24. Important witnesses of the New Testament
Greek had been the lingua franca in the Roman world in the time of Jesus. The Septuagint, the Greek translation of the Old Testament translated during the years ±250-132 B.C. had been in common use in the Christian Churches and contributed to the use of Greek as the common language of the first Churches. After the crucifixion of Christ and the resurrection, Jesus sent out the apostles into all the world to proclaim the Gospel. Because of the prosecution of the Christians by the Sanhedrin and the Scribes as well as the Pharisees and Sadducees alike, the followers of Jesus quickly spread outside the borders of Judea, especially into the Greek world. Paul played no small role in the spreading of the Gospel and the establishing of churches in the Greek speaking world. Except for the letter to the Romans, also a Greek speaking church, all the other letters were written to churches within the Greek world. Everything points to all the original autographs of the New Testament being written in Greek. Therefore the Greek manuscripts are paramount in the quest to establish the original words of the New Testament documents.
The Greek witnesses of the New Testament are divided into four categories, viz.
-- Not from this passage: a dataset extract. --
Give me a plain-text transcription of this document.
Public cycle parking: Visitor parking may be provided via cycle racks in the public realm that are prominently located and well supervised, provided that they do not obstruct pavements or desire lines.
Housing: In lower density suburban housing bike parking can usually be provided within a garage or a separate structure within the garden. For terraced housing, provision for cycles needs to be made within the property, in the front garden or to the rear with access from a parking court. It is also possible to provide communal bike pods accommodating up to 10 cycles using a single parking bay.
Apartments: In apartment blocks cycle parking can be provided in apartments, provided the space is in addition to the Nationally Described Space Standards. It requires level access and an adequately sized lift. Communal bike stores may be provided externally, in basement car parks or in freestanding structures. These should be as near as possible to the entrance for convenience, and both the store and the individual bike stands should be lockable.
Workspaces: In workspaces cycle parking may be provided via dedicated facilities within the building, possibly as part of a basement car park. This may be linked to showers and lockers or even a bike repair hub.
Papyri, Uncials, Minuscules and Lectionaries. Initially Greek documents were written in uncials, a large letter type akin to our capital letters.
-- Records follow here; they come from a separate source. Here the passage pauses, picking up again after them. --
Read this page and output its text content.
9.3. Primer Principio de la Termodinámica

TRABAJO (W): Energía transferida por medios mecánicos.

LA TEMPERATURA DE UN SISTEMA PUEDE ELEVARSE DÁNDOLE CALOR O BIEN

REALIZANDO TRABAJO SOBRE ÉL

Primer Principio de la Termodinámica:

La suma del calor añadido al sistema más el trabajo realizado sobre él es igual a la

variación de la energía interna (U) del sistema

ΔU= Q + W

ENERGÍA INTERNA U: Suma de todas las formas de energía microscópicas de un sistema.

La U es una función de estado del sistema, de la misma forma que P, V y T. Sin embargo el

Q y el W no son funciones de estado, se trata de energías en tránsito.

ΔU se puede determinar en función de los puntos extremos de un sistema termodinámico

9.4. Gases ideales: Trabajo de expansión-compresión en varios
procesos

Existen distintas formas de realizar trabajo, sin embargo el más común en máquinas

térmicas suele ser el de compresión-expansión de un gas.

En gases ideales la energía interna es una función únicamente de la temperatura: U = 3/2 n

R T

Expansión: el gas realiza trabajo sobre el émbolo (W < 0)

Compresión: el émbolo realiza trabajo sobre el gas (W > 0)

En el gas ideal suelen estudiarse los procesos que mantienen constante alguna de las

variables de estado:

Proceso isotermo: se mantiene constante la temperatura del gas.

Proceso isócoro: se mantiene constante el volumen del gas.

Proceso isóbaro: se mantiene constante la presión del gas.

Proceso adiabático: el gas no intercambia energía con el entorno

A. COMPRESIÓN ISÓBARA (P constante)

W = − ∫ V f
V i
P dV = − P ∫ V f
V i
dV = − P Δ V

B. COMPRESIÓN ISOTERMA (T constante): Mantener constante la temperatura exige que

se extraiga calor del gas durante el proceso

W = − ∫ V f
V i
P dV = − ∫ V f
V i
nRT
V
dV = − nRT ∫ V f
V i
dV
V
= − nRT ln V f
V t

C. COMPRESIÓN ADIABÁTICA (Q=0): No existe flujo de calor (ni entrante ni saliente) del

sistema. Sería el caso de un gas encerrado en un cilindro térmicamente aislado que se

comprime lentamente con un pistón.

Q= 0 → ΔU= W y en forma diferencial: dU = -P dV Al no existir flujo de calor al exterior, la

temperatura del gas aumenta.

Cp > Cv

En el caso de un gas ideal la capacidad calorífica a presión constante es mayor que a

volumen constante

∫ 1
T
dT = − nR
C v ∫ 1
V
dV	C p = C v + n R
The oldest of New Testament documents were written on papyrus. Of some of these manuscripts only parts or even fragments have survived. Yet their value as oldest documents by which later more complete documents can be compared, cannot be under estimated. They are nearest to the original autographs. No less than 127 papyri are available, 116 of them dating between the second and sixth centuries, ten in the seventh and one in the eighth century.
The second group of documents is known as the uncials written on parchment or vellum. About 318 uncials dating from the fourth to the ninth centuries have survived. After the papiri the uncials, mostly written in neat letters are the most important witnesses of the New Testament. They usually having complete books or volumes of books, bound in codices.
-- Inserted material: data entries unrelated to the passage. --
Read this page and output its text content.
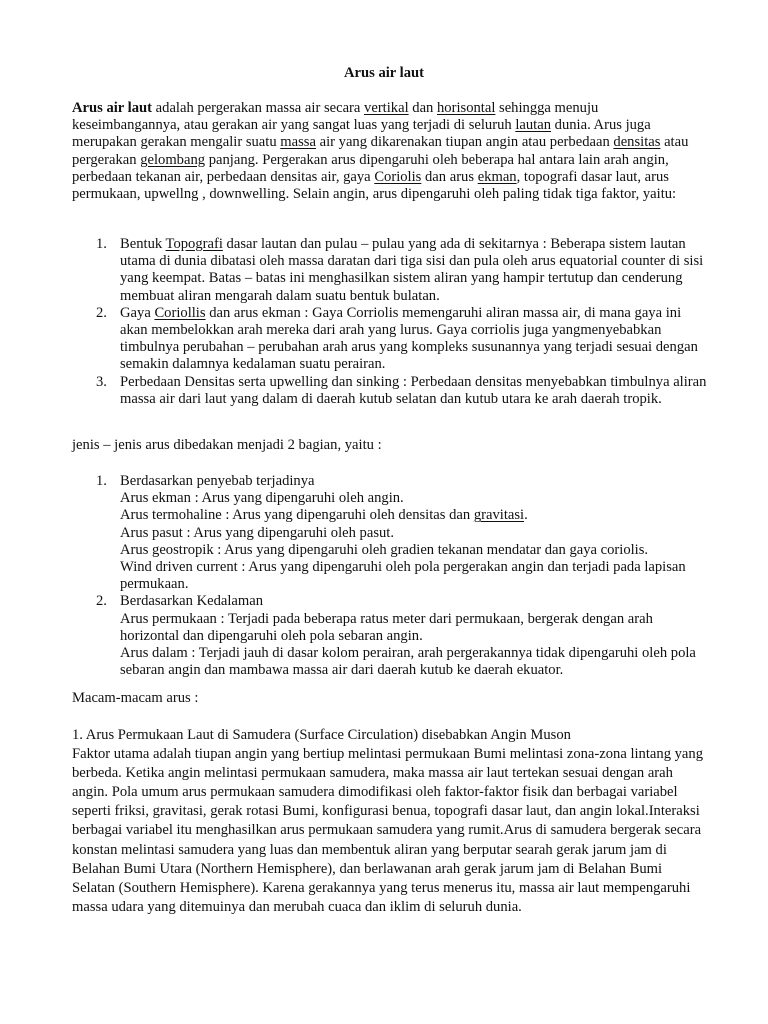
Arus air laut

Arus air laut adalah pergerakan massa air secara vertikal dan horisontal sehingga menuju keseimbangannya, atau gerakan air yang sangat luas yang terjadi di seluruh lautan dunia. Arus juga merupakan gerakan mengalir suatu massa air yang dikarenakan tiupan angin atau perbedaan densitas atau pergerakan gelombang panjang. Pergerakan arus dipengaruhi oleh beberapa hal antara lain arah angin, perbedaan tekanan air, perbedaan densitas air, gaya Coriolis dan arus ekman, topografi dasar laut, arus permukaan, upwellng , downwelling. Selain angin, arus dipengaruhi oleh paling tidak tiga faktor, yaitu:

1. Bentuk Topografi dasar lautan dan pulau – pulau yang ada di sekitarnya : Beberapa sistem lautan utama di dunia dibatasi oleh massa daratan dari tiga sisi dan pula oleh arus equatorial counter di sisi yang keempat. Batas – batas ini menghasilkan sistem aliran yang hampir tertutup dan cenderung membuat aliran mengarah dalam suatu bentuk bulatan.
2. Gaya Coriollis dan arus ekman : Gaya Corriolis memengaruhi aliran massa air, di mana gaya ini akan membelokkan arah mereka dari arah yang lurus. Gaya corriolis juga yangmenyebabkan timbulnya perubahan – perubahan arah arus yang kompleks susunannya yang terjadi sesuai dengan semakin dalamnya kedalaman suatu perairan.
3. Perbedaan Densitas serta upwelling dan sinking : Perbedaan densitas menyebabkan timbulnya aliran massa air dari laut yang dalam di daerah kutub selatan dan kutub utara ke arah daerah tropik.

jenis – jenis arus dibedakan menjadi 2 bagian, yaitu :

1. Berdasarkan penyebab terjadinya
Arus ekman : Arus yang dipengaruhi oleh angin.
Arus termohaline : Arus yang dipengaruhi oleh densitas dan gravitasi.
Arus pasut : Arus yang dipengaruhi oleh pasut.
Arus geostropik : Arus yang dipengaruhi oleh gradien tekanan mendatar dan gaya coriolis.
Wind driven current : Arus yang dipengaruhi oleh pola pergerakan angin dan terjadi pada lapisan permukaan.
2. Berdasarkan Kedalaman
Arus permukaan : Terjadi pada beberapa ratus meter dari permukaan, bergerak dengan arah horizontal dan dipengaruhi oleh pola sebaran angin.
Arus dalam : Terjadi jauh di dasar kolom perairan, arah pergerakannya tidak dipengaruhi oleh pola sebaran angin dan mambawa massa air dari daerah kutub ke daerah ekuator.

Macam-macam arus :

1. Arus Permukaan Laut di Samudera (Surface Circulation) disebabkan Angin Muson
Faktor utama adalah tiupan angin yang bertiup melintasi permukaan Bumi melintasi zona-zona lintang yang berbeda. Ketika angin melintasi permukaan samudera, maka massa air laut tertekan sesuai dengan arah angin. Pola umum arus permukaan samudera dimodifikasi oleh faktor-faktor fisik dan berbagai variabel seperti friksi, gravitasi, gerak rotasi Bumi, konfigurasi benua, topografi dasar laut, dan angin lokal.Interaksi berbagai variabel itu menghasilkan arus permukaan samudera yang rumit.Arus di samudera bergerak secara konstan melintasi samudera yang luas dan membentuk aliran yang berputar searah gerak jarum jam di Belahan Bumi Utara (Northern Hemisphere), dan berlawanan arah gerak jarum jam di Belahan Bumi Selatan (Southern Hemisphere). Karena gerakannya yang terus menerus itu, massa air laut mempengaruhi massa udara yang ditemuinya dan merubah cuaca dan iklim di seluruh dunia.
Manuscripts are still discovered. Dan Wallace is an expert on ancient New Testament manuscripts. He posted an interesing article on a recently discovered fragment containing Rom. 9:18 – 21 on his blog at: http://danielbwallace.com/2012/11/26/new-early-fragment-of-romans/
Part of this group of uncials is called the palimpsests. As was mentioned earlier, these documents are uncials of which the original parchment had been washed and reused for another document. Some were also used in the binding of codices. Though with strain, the original can be deciphered under ultra violet light. At present 52 palimpsests are known, being part of the group of uncials.
At the beginning of the ninth century a new cursive letter type, called minuscules came into use. The letters are much smaller, needing less parchment for the same document. It was also easier to write and much quicker. About 2907 minuscules are known, dating from the ninth to the fifteenth centuries.
From about the tenth to the fifteenth centuries lectionaries, also known as lectio librorum came into use. These contained specific parts of the New Testament written in one volume to assist the church in the east, using Greek and not Latin, with the orderly reading of the prescribed pericopes of Scripture on Sundays and Holy days. Although they contain only part of Scripture, the text usually dates from much earlier than the time they were actually written. This adds to their value to help discern the original autographs. About 2403 lectionaries are available.
With about 5894 Greek witnesses of the New Testament to our avail, it is obvious that the original autograph of every book of the New Testament can be discerned with great certainty.